St. Charles Parish Hospital administrator Fred Martinez, also a board member of the Rural Hospital Coalition, worked with state and federal authorities to develop a joint venture project.

In this concept, the hospital will assume administrative duties outside its own facility, while boosting the health care possibilities for the health unit.

“The concept is really good for the state,” Martinez said.

Fifteen similar facilities are under consideration across rural parts of Louisiana, Keiser said, but the St. Charles facility will be the “poster child” for the concept.

The current health unit is in a 2,000-square-foot rented facility a few blocks away at 201 Post Drive, which was routinely cited by the St. Charles Parish Grand Jury for its inadequacies.
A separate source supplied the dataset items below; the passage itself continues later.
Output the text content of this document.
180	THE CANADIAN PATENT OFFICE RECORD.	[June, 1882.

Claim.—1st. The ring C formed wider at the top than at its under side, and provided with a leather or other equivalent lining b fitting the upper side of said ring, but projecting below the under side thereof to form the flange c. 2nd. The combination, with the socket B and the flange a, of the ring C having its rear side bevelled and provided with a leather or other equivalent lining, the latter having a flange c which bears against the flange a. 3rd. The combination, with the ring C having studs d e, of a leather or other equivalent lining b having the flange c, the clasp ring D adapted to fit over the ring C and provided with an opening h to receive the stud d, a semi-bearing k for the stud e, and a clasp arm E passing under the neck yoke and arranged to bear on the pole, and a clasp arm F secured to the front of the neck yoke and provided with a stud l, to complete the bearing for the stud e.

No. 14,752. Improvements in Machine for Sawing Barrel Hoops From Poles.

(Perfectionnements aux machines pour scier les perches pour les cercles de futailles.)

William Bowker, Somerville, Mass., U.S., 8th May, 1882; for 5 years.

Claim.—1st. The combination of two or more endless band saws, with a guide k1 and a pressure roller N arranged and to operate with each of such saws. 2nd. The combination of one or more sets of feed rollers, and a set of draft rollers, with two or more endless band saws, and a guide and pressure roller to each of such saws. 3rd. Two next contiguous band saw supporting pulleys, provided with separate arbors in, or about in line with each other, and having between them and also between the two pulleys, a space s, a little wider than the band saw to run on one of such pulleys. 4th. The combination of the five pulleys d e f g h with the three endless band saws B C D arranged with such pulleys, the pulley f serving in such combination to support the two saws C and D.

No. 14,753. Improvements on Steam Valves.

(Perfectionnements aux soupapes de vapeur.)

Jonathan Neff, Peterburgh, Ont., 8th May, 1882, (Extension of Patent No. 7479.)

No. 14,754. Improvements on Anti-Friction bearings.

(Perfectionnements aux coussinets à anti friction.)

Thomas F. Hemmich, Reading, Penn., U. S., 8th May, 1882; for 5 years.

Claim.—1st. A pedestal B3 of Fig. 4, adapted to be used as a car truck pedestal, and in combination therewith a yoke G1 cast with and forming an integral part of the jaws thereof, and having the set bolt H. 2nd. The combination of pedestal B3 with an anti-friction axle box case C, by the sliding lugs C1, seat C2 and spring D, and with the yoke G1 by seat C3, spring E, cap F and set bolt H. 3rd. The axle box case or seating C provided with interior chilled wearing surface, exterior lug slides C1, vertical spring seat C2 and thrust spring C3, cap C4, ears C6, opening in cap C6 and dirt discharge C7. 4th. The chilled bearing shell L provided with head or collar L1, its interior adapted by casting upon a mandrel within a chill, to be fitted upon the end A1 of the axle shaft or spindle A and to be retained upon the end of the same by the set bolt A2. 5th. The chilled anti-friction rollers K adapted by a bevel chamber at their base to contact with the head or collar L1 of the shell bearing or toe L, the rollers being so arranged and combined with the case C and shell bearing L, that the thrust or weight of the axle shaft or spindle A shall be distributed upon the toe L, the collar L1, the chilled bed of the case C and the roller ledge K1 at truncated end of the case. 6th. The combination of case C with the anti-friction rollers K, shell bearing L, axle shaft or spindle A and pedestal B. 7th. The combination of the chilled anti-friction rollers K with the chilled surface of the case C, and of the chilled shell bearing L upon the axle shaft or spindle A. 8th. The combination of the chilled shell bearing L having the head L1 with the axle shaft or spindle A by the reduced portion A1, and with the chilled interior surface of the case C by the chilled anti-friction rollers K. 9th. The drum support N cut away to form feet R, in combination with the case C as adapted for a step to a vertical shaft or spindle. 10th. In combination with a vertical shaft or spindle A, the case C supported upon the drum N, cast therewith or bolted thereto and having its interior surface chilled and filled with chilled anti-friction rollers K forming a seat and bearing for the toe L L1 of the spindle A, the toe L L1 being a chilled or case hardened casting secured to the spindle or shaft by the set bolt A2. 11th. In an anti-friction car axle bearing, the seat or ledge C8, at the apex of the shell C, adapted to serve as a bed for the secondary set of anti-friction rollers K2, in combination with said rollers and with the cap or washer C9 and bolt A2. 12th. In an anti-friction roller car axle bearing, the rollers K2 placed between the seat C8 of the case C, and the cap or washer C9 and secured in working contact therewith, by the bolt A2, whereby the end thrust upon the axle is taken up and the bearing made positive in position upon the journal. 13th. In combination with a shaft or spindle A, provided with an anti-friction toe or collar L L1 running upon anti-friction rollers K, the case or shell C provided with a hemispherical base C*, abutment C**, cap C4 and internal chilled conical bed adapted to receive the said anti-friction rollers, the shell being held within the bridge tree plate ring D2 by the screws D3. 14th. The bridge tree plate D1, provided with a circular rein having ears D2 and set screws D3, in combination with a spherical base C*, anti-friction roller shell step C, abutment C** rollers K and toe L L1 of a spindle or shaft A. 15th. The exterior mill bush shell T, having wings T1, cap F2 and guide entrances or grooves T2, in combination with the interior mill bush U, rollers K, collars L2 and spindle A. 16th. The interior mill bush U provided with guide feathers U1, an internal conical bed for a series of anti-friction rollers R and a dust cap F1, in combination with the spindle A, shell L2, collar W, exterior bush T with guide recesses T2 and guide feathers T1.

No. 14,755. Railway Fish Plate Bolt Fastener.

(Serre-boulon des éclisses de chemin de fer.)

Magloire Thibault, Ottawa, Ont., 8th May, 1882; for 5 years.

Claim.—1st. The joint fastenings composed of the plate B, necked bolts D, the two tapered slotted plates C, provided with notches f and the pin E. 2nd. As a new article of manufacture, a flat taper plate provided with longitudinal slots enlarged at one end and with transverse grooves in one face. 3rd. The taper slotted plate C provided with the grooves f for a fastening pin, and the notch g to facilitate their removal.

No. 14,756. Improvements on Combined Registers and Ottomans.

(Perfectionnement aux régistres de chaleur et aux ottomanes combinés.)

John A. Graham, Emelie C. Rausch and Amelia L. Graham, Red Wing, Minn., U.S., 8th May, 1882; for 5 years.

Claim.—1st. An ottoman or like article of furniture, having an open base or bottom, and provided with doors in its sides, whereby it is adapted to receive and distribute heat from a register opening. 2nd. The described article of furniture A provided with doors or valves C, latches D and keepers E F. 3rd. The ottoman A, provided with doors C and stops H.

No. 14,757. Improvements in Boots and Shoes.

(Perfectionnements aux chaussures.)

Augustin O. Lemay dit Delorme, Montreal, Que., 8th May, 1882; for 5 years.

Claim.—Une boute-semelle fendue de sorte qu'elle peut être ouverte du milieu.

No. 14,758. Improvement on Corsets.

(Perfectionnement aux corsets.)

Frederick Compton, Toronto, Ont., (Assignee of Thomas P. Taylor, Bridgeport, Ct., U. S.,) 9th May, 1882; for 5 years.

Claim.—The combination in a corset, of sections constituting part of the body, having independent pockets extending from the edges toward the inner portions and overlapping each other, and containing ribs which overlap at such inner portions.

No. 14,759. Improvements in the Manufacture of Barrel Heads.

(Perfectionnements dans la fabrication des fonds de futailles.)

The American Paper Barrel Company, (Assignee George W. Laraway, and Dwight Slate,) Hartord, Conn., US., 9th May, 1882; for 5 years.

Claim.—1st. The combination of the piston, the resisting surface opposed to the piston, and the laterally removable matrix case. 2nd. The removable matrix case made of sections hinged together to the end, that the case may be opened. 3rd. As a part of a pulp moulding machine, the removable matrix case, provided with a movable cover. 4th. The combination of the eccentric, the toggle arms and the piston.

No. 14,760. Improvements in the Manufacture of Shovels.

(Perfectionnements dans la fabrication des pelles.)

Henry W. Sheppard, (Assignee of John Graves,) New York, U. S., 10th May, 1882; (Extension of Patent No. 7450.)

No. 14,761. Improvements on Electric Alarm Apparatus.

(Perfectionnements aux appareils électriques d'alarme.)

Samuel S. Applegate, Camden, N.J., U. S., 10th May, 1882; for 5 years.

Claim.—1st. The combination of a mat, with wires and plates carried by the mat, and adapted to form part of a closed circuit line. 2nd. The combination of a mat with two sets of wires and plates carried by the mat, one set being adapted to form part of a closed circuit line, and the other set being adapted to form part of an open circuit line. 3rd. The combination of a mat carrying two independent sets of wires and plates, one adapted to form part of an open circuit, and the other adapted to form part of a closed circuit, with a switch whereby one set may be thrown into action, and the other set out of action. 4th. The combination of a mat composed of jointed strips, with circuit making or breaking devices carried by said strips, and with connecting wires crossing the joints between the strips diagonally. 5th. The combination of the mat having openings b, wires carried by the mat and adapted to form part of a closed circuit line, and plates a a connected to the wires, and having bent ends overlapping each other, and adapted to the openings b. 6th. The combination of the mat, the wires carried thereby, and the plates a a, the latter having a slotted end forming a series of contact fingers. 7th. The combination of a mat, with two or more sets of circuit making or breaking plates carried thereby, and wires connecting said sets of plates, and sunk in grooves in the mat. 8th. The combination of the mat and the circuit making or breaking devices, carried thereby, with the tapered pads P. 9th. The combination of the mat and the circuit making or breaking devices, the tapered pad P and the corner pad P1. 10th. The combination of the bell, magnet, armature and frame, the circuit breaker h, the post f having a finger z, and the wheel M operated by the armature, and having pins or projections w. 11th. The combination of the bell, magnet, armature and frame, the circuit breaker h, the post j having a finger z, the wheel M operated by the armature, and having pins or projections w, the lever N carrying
While the hospital has since gone in and made improvements, the new health unit opening in April will take the program a quantum leap forward. The old health unit space is being leased by the parish on a month-to-month basis.

The new facility is 12,205 square feet in size and includes 16 examination rooms and offices for two pediatricians, as well as classroom space for the WIC program and the office and facilities for the parish sanitarian. Keiser said the facility experienced some weather-related construction delays during 2002.

Equipment and furniture has been ordered and with the roof and walls in place, the interior finishing is well under way.

The 310-day project is being built by Lamar Contractors of Kenner, who won the job with a $1,315,800 bid. The architect is Joseph B. Caillouet of Thibodaux.

Workers during one recent rainstorm which flooded the parking lot (before the subsurface drainage work was complete), found a 4-inch fish which found its way there from the nearby marsh.

The same fish, now nearly a foot in length, will be the first new resident of the health unit, placed in a decorative pond near the front entrance.